А страну разъедала ржавчина либерализма. С трибуны Государственной думы на Столыпина, как шавки, кидались записные ораторы партий-марионеток, за которыми стоял международный капитал.
—Не запугаете! — отвечал он.
А свора наглела, требовала власти. Столыпин сказал Николаю II:
—Я охотнее буду подметать снег на крыльце вашего дворца, чем
продолжать эти переговоры.
Ленин, отнюдь не симпатизировавший Столыпину, допускал, что в результате его реформ и тогдашнего российского «самого передового промышленного и финансового капитала» наша страна потеснит и Америку, и Европу, став сильнейшей державой в мире.
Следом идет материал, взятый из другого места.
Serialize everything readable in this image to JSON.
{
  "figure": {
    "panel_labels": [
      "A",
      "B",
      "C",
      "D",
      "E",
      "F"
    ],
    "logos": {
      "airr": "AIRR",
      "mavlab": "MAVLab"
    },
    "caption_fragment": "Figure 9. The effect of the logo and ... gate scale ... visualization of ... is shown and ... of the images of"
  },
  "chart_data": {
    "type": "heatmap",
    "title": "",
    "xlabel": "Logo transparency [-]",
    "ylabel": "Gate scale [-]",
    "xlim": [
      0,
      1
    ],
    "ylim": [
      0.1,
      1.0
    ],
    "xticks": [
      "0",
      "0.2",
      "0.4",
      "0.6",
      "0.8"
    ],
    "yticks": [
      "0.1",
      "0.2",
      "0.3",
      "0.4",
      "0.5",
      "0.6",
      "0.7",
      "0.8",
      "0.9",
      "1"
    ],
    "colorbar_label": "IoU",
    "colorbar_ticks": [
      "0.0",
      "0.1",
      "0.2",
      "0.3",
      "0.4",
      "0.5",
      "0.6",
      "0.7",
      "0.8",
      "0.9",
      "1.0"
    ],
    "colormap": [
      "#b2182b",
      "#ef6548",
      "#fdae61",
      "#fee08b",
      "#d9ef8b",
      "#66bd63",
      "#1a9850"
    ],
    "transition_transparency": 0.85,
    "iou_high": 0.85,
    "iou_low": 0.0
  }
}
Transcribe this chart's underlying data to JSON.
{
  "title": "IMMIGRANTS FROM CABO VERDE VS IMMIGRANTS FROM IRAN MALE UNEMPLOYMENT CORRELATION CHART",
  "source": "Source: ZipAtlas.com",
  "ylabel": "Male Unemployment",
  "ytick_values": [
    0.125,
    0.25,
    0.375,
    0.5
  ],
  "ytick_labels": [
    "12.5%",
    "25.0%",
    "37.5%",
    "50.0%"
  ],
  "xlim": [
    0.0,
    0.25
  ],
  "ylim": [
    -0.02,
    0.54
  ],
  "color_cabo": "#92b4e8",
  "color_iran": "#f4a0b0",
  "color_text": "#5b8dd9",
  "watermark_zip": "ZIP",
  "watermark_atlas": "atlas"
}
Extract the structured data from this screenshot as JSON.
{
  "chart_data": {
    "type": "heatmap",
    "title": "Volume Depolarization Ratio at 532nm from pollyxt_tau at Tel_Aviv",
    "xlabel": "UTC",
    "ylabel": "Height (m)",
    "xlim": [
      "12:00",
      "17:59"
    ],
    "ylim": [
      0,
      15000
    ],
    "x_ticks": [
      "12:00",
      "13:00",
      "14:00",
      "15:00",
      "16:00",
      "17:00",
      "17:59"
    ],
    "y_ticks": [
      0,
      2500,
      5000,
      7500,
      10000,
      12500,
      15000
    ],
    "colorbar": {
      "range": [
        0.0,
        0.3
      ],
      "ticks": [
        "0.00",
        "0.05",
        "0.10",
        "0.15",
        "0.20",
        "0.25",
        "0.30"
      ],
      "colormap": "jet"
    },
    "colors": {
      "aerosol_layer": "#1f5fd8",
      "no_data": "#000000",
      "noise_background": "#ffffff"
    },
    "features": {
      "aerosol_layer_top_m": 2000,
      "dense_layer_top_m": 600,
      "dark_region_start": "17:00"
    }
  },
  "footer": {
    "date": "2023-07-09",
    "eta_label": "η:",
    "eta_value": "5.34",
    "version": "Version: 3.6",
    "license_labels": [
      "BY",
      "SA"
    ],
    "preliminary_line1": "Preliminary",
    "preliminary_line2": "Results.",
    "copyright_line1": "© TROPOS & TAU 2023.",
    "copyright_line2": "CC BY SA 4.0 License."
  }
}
Тут уж годилось все. И прежде следовало убрать вдохновителя идеи великой России. При международных деньгах, разветвленной агентуре это было не так сложно.
Из речи председателя Государственной думы памяти Столыпина:
«...Всей своей сильной, крепкой душой и могучим разумом он верил в мощь России, всем существом своим верил в ее великое, светлое будущее. Вне этой веры он не понимал государственной работы и не мог признать ее значения. Он разбудил дремавшее национальное чувство, осмыслил его и одухотворил...»
Чрезвычайно интересна оценка Столыпина известным философом В. Розановым:
«После развала революции 1905 г., когда русские живьем испытали, что такое «безвластие» в стране и что такое стихии души человеческой, предоставленные самим себе и закону своего «автономного действия», все глаза устремились на эту твердую фигуру, которая сливалась с идеею «закона» всем существом своим. Все начало отшатываться от болотных огоньков революции, особенно когда премьер-министр раскрыл в речах своих в Госдуме, около какого нравственного смута и мерзости блуждали эти огоньки, куда они манили общество; когда в других речах он раскрыл все двуличие и государственное предательство «передовых личностей» общества, якшавшихся с парижскими и женевскими убийцами. Он вылущил существо революции и показал всей России, что если снять окутывающую ее шумиху фраз, притворства и ложных ссылок, то она сводится к убийству и грабежу. Сколько ни щебетали социал-демократические птички, сколько ни бились крылышками,— они застряли в этом приговоре страны, который похоронно прозвучал над ними после раскрытия закулисной стороны революции, ее темных подвалов и гнусных нор. Революция была побеждена в сущности через то, что она была вытащена к свету».